Can you help me figure out how to dehydrate the food before it's weighed :) ( it's sold by weight).

WWGD said:
Summary: What's the weight of an average full meal for a man?

My goal is to decide whether the price of a hot food buffet (selling by weight) is worthwhile.

If the only goal is frugality then certainly not.
Examples:
https://www.wegmans.com/products/prepared-foods/self-serve/entree/hot-food-bars.html
Whole foods $6-$8 depending on day
Tops \$6.48/lb

BoB

russ_watters
WWGD said:
Can you help me figure out how to dehydrate the food before it's weighed :) ( it's sold by weight

I don't know of any portable battery operated dehydrators.

Cooking removes some water from meat and especially fish. Meat is about 70% water and fish about 80%
Cooking carbs can add a good amount of water e.g. rice or pasta
Cooking veges can remove some water.

Our eating out philosophy is; Order only what you cannot or do not want to cook at home.

WWGD said:
Can you help me figure out how to dehydrate the food before it's weighed :) ( it's sold by weight).
The only thing that comes to mind about foods drying out at buffets is waiting until the food has been sitting under the heat lamps a long time and is dried out, I usually try to avoid these, but sounds like that's what you want.

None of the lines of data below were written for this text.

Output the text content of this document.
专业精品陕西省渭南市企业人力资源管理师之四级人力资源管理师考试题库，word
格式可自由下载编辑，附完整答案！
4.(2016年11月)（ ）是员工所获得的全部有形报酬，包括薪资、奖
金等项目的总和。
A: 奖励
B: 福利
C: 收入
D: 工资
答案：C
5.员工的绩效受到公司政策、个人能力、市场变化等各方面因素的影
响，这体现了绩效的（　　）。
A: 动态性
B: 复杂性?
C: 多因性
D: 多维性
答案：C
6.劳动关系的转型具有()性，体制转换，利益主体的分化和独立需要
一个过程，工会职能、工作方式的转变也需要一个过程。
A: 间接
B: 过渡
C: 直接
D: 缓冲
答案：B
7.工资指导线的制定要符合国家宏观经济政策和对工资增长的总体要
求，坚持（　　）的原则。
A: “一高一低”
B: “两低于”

Any liquids on the plate, pour them back into the pan. Proteins are very filling and take a while to digest.

Generally speaking, carbohydrates tend to spend the least amount of time in the stomach, while protein stays in the stomach longer, and fats the longest.

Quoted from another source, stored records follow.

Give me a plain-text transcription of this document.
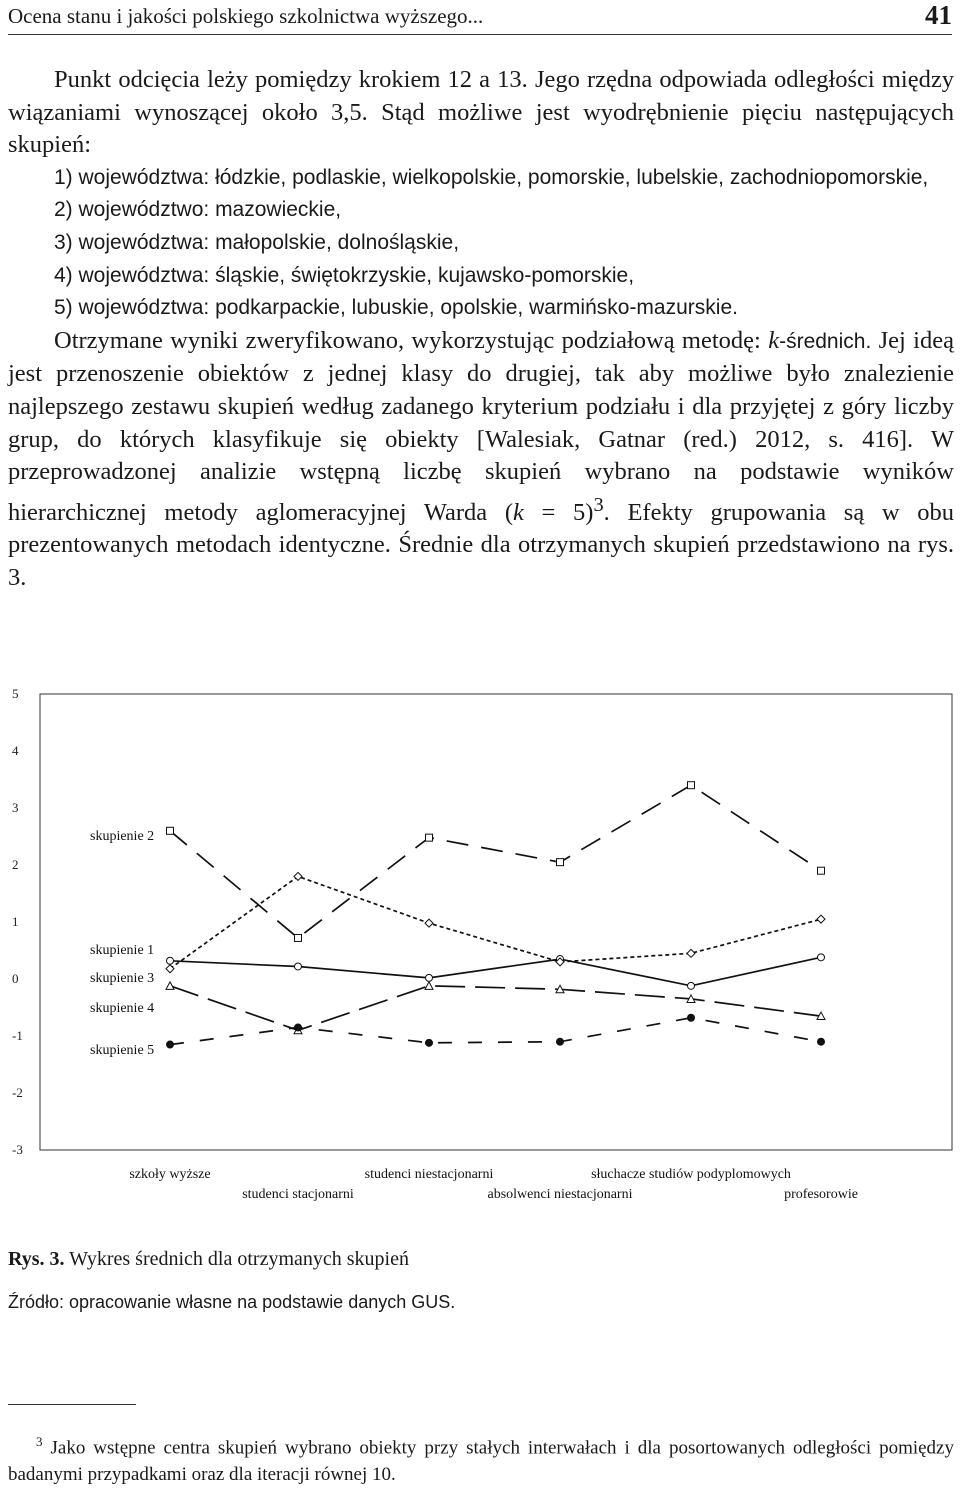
Ocena stanu i jakości polskiego szkolnictwa wyższego...	41

Punkt odcięcia leży pomiędzy krokiem 12 a 13. Jego rzędna odpowiada odległości między wiązaniami wynoszącej około 3,5. Stąd możliwe jest wyodrębnienie pięciu następujących skupień:

1) województwa: łódzkie, podlaskie, wielkopolskie, pomorskie, lubelskie, zachodniopomorskie,

2) województwo: mazowieckie,

3) województwa: małopolskie, dolnośląskie,

4) województwa: śląskie, świętokrzyskie, kujawsko-pomorskie,

5) województwa: podkarpackie, lubuskie, opolskie, warmińsko-mazurskie.

Otrzymane wyniki zweryfikowano, wykorzystując podziałową metodę: k-średnich. Jej ideą jest przenoszenie obiektów z jednej klasy do drugiej, tak aby możliwe było znalezienie najlepszego zestawu skupień według zadanego kryterium podziału i dla przyjętej z góry liczby grup, do których klasyfikuje się obiekty [Walesiak, Gatnar (red.) 2012, s. 416]. W przeprowadzonej analizie wstępną liczbę skupień wybrano na podstawie wyników hierarchicznej metody aglomeracyjnej Warda (k = 5)$^3$. Efekty grupowania są w obu prezentowanych metodach identyczne. Średnie dla otrzymanych skupień przedstawiono na rys. 3.

5
4
3
2
1
0
-1
-2
-3
skupienie 2
skupienie 1
skupienie 3
skupienie 4
skupienie 5
szkoły wyższe
studenci stacjonarni
studenci niestacjonarni
absolwenci niestacjonarni
słuchacze studiów podyplomowych
profesorowie
Rys. 3. Wykres średnich dla otrzymanych skupień
Źródło: opracowanie własne na podstawie danych GUS.
$^3$ Jako wstępne centra skupień wybrano obiekty przy stałych interwałach i dla posortowanych odległości pomiędzy badanymi przypadkami oraz dla iteracji równej 10.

http://scienceline.ucsb.edu/getkey.php?key=2180
So fried proteins would be good (chicken fried steak). Skip the salads, veggies, anything with a high water content, as these will pass out of your stomach quickly and leave you hungry very soon and will weigh a lot. Not a healthy diet, but you didn't ask what's healthy.

Laroxe
gleem said:
I don't know of any portable battery operated dehydrators.
Shouldn't be too difficult to make (just need a heat source and time) but I doubt the buffet operators will approve.
gleem said:
Order only what you cannot or do not want to cook at home.
So many choices then!

## 1. What is the general rule of thumb for the weight of a filling meal?

The general rule of thumb for the weight of a filling meal is around 500-700 grams. This includes the weight of the main dish, sides, and any condiments or sauces.

## 2. How does the weight of a filling meal vary for different types of diets?

The weight of a filling meal can vary for different types of diets. For example, a vegetarian meal may be lighter due to the absence of meat, while a high-protein meal for bodybuilders may be heavier.

## 3. Can the weight of a filling meal be affected by portion sizes?

Yes, the weight of a filling meal can be affected by portion sizes. Larger portions will obviously result in a heavier meal, while smaller portions may not be as filling.

## 4. Are there any factors that can influence the weight of a filling meal?

Yes, there are several factors that can influence the weight of a filling meal. These include the type of food, cooking methods, and the amount of fat and carbohydrates in the meal.

## 5. Is the weight of a filling meal a reliable indicator of its nutritional value?

No, the weight of a filling meal is not always a reliable indicator of its nutritional value. A meal may be heavy due to high calorie and unhealthy ingredients, while a lighter meal may be packed with nutritious and wholesome foods.